Other members of the country and rockabilly world remembered LaBeef as well, including Deke Dickerson, who just like LaBeef, has worked his career to keep the bridge between old school country and rock and roll alive.
“Sleepy was one of the original ’50s rockabillies,” says Dickerson “He made excellent records for Starday, Mercury, Dixie and Wayside. In a way he was one of the first ’50’s revivalists,’ cutting greasy rock and roll records all through the British Invasion years of the mid-’60s, but the truth was that Sleepy existed in a Gulf Coast world of rough bars and sleazy dives where the hard driving ’50s rock and roll mixed with classic country never went away. Sleepy was HUGE. I always referred to him as a ‘Man-Mountain,’ and I always found it comical when I loaned him a guitar or upright bass and it looked like a ukulele or a toothpick on his large frame. His girth enabled him to portray ‘The Swamp Thing’ (a large, semi-naked caveman/wildman character) in the 1968 exploitation film ‘The Exotic Ones,’ a memorable film moment, if you’ve ever had the good fortune to screen that particular gem.”

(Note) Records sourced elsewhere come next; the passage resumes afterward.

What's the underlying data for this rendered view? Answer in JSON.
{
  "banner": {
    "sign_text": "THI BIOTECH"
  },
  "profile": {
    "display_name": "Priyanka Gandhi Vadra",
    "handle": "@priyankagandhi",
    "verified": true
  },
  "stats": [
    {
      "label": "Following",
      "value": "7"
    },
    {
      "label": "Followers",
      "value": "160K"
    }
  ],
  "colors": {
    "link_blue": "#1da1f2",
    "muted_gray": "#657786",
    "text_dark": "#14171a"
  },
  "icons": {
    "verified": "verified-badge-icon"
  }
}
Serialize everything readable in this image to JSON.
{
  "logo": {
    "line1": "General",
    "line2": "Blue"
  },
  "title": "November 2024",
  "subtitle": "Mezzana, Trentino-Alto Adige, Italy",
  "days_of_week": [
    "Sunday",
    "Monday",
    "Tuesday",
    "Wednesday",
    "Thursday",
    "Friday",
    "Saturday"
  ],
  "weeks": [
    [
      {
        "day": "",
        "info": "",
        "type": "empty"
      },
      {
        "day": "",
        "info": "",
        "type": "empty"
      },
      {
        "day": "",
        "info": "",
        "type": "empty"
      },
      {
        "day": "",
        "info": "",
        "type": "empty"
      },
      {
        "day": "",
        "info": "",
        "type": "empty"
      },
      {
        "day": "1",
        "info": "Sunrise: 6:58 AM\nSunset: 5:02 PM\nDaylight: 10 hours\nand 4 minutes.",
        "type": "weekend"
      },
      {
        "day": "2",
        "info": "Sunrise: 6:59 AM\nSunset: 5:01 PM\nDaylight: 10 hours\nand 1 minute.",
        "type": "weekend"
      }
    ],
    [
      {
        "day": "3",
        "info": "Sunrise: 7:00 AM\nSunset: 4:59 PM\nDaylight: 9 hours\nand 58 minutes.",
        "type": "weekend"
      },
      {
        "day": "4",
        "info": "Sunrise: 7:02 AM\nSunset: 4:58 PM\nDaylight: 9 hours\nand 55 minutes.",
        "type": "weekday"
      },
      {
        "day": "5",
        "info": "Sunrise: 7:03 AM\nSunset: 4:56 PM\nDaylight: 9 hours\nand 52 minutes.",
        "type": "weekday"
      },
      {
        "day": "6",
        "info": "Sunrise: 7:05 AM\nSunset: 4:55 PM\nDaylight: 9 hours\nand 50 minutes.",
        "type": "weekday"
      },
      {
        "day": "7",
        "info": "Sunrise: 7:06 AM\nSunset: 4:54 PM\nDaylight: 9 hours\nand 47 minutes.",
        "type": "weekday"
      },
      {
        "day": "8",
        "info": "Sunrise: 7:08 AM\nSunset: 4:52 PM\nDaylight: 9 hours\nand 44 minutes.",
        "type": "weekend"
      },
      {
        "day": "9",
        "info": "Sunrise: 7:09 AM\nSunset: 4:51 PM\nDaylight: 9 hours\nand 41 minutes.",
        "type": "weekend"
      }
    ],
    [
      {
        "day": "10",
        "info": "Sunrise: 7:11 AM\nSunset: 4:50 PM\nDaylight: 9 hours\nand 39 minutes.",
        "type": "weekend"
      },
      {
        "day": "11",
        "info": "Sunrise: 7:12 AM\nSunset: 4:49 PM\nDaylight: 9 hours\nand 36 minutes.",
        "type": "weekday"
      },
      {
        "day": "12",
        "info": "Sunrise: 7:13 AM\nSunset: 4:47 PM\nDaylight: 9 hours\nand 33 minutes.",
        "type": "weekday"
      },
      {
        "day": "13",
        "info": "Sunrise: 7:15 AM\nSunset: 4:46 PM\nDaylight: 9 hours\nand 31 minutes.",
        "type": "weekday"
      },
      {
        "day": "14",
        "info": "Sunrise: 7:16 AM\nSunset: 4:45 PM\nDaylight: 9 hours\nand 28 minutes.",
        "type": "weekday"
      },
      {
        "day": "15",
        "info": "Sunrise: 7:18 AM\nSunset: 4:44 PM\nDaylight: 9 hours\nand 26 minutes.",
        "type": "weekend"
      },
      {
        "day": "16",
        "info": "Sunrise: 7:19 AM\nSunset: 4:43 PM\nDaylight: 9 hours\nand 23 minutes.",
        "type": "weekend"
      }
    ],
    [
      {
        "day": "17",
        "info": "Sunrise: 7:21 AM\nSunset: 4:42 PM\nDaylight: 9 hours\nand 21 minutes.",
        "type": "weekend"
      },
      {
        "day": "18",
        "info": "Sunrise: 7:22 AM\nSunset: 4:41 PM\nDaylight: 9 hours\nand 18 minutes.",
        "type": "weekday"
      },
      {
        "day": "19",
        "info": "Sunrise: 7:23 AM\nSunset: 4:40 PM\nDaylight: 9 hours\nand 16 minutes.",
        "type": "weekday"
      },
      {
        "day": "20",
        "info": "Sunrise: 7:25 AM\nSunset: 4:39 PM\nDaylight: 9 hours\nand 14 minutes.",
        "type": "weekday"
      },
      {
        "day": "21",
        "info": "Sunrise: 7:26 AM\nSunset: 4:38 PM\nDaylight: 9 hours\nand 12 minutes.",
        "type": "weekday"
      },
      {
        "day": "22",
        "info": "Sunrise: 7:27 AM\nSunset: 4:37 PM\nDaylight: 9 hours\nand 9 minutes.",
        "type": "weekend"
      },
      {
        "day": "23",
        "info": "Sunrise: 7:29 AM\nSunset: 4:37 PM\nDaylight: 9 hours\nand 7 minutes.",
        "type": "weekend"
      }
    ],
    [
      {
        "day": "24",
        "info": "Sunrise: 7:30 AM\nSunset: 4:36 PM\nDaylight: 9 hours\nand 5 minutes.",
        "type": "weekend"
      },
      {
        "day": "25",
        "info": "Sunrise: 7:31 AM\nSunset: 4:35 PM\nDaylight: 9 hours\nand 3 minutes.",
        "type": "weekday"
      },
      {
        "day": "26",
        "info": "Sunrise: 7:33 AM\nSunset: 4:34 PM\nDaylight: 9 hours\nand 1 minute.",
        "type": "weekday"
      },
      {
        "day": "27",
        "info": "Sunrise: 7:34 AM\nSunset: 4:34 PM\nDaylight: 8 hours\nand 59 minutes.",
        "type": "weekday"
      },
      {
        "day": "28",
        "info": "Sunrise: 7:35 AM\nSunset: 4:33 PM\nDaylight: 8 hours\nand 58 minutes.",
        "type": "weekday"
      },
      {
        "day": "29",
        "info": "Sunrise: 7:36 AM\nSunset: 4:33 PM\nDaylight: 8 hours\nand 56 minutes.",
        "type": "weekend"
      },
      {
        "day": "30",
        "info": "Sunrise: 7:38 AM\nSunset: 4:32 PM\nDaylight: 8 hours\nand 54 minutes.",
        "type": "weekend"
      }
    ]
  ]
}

Another revivalist and Sleepy LaBeef champion was bass player Dave Pomeroy, who in 2013 helped produce a documentary and concert DVD called Sleepy LaBeef Rides Again. “My dear friend, mentor, and former boss Sleepy LaBeef passed away on December 26 after a long decline over the past year, including a lung cancer diagnosis just a few weeks ago,” Pomeroy shared. “He was my first job out of Nashville, and was a sweet guy with amazing musical abilities, who taught me a whole lot.”
Dave Pomery has set up a Go Fund Me account to help pay for Sleepy LaBeef’s final expenses.